KABUL, Afghanistan — Afghanistan is gearing up to award contracts to mine one of the world’s largest iron ore deposits, the country’s top mining official said Thursday. The ore is buried in a peaceful province of the nation, which officials believe has at least $3 trillion in untapped minerals.

Geologists have known for decades about Afghanistan’s vast deposits of iron, copper, cobalt, gold and other prized minerals, but a U.S. Department of Defense briefing earlier this week put a startling price tag of nearly $1 trillion on the reserves.

Afghanistan’s Minister of Mines Wahidullah Shahrani called that a conservative estimate. He said he’s seen geological assessments and industry reports estimating the nation’s mineral wealth at $3 trillion or more.

For Afghanistan, a war-torn, landlocked country with virtually no exports, it is a potential windfall, although formidable obstacles remain, including lack of investment, infrastructure and adequate security in most of the nation.
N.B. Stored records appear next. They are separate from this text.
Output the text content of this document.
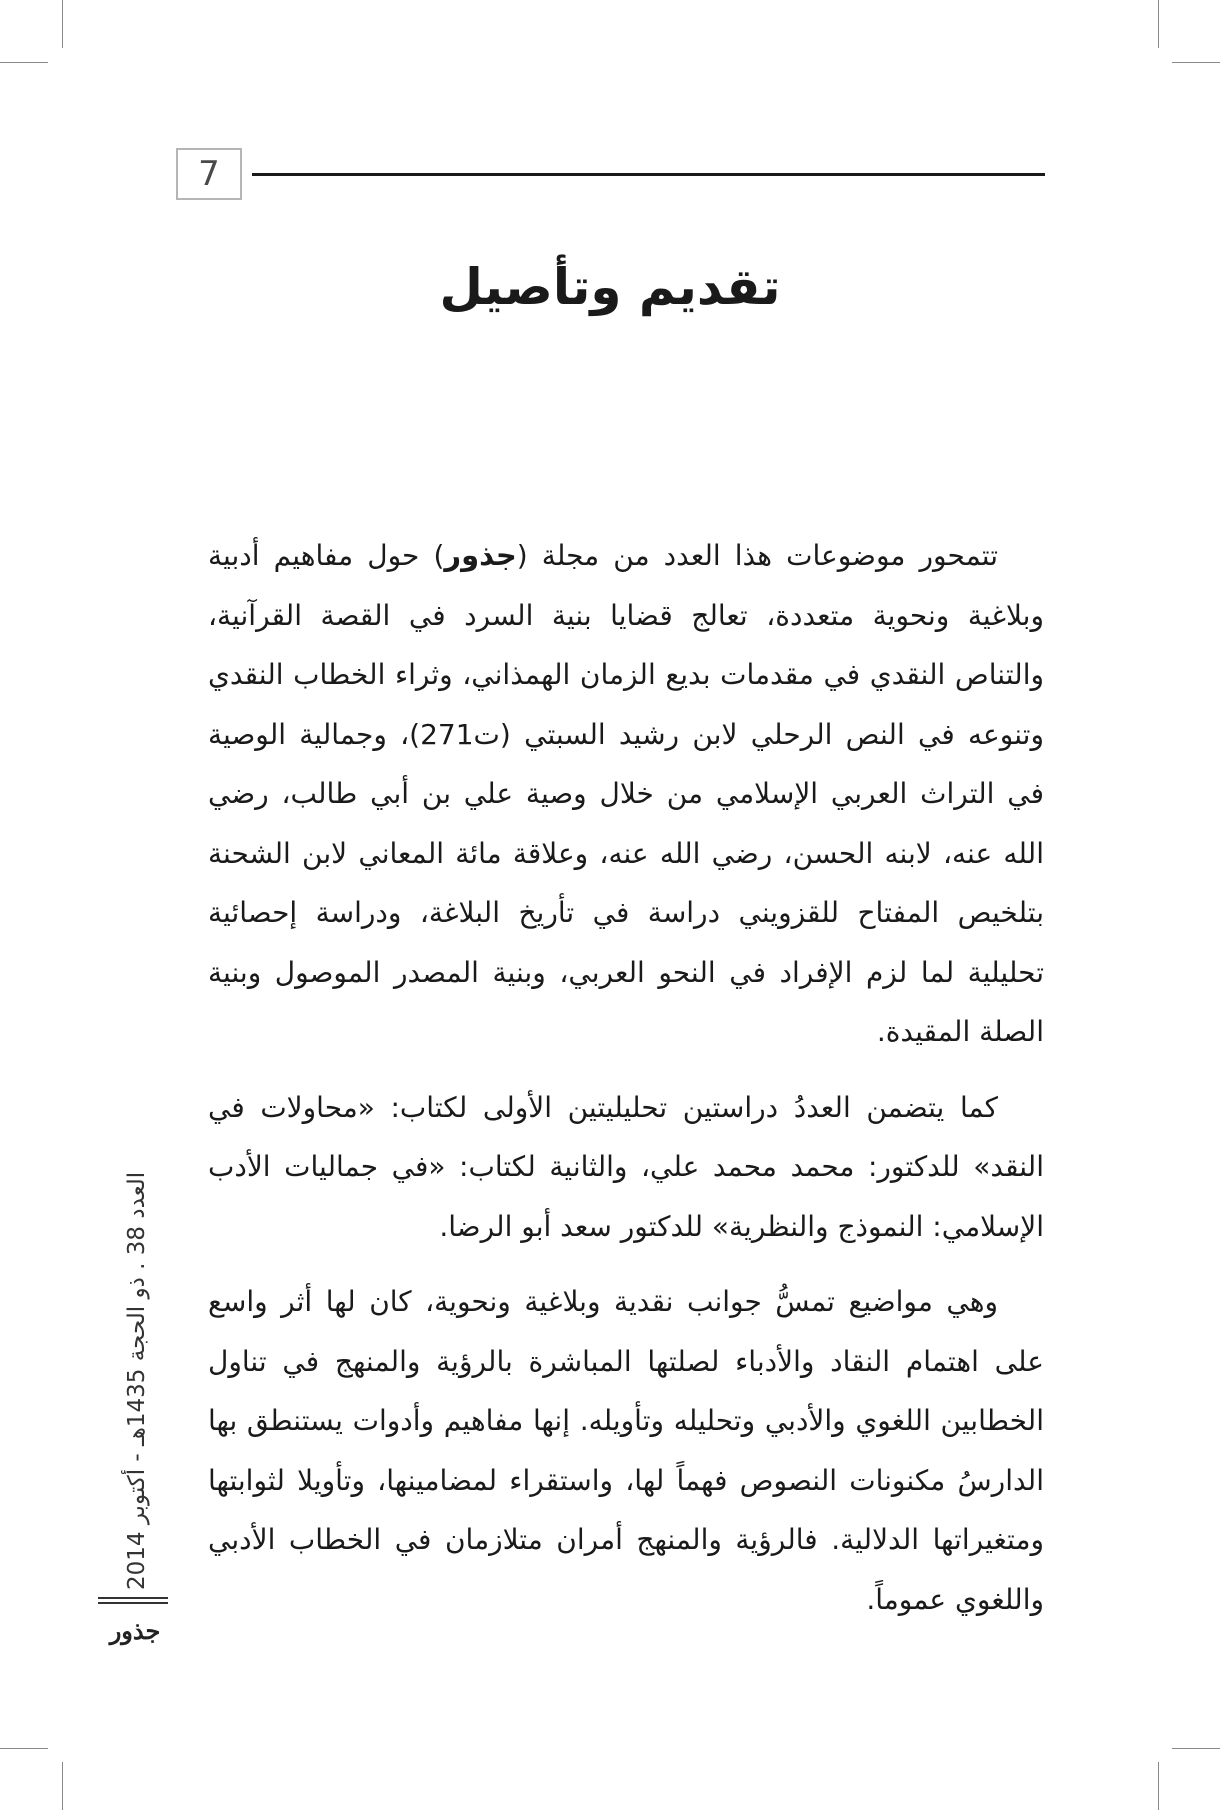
7
تقديم وتأصيل

تتمحور موضوعات هذا العدد من مجلة (جذور) حول مفاهيم أدبية وبلاغية ونحوية متعددة، تعالج قضايا بنية السرد في القصة القرآنية، والتناص النقدي في مقدمات بديع الزمان الهمذاني، وثراء الخطاب النقدي وتنوعه في النص الرحلي لابن رشيد السبتي (ت271)، وجمالية الوصية في التراث العربي الإسلامي من خلال وصية علي بن أبي طالب، رضي الله عنه، لابنه الحسن، رضي الله عنه، وعلاقة مائة المعاني لابن الشحنة بتلخيص المفتاح للقزويني دراسة في تأريخ البلاغة، ودراسة إحصائية تحليلية لما لزم الإفراد في النحو العربي، وبنية المصدر الموصول وبنية الصلة المقيدة.

كما يتضمن العددُ دراستين تحليليتين الأولى لكتاب: «محاولات في النقد» للدكتور: محمد محمد علي، والثانية لكتاب: «في جماليات الأدب الإسلامي: النموذج والنظرية» للدكتور سعد أبو الرضا.

وهي مواضيع تمسُّ جوانب نقدية وبلاغية ونحوية، كان لها أثر واسع على اهتمام النقاد والأدباء لصلتها المباشرة بالرؤية والمنهج في تناول الخطابين اللغوي والأدبي وتحليله وتأويله. إنها مفاهيم وأدوات يستنطق بها الدارسُ مكنونات النصوص فهماً لها، واستقراء لمضامينها، وتأويلا لثوابتها ومتغيراتها الدلالية. فالرؤية والمنهج أمران متلازمان في الخطاب الأدبي واللغوي عموماً.

العدد 38 . ذو الحجة 1435هـ - أكتوبر 2014
جذور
“The ministry has been working closely with the international organizations, including the World Bank, the U.S. Geological Survey and the international mining and finance community for some time to ensure all of the Afghan people benefit from our rich natural resources for decades to come,” said Shahrani.

Shahrani plans to travel to Britain next week to present 200 foreign businessmen with information about the estimated 2 billion tons of iron ore at Hajigak in Bamiyan province, where the Taliban and other insurgents have no significant presence. The project is to be bid on this fall with contracts awarded late this year or early next year, he said.

Critics of the war in Afghanistan have been skeptical that the estimates were timed to spur foreign governments to support the war effort.

But Shahrani insisted that the release of the information followed months of work to assess the mineral deposits.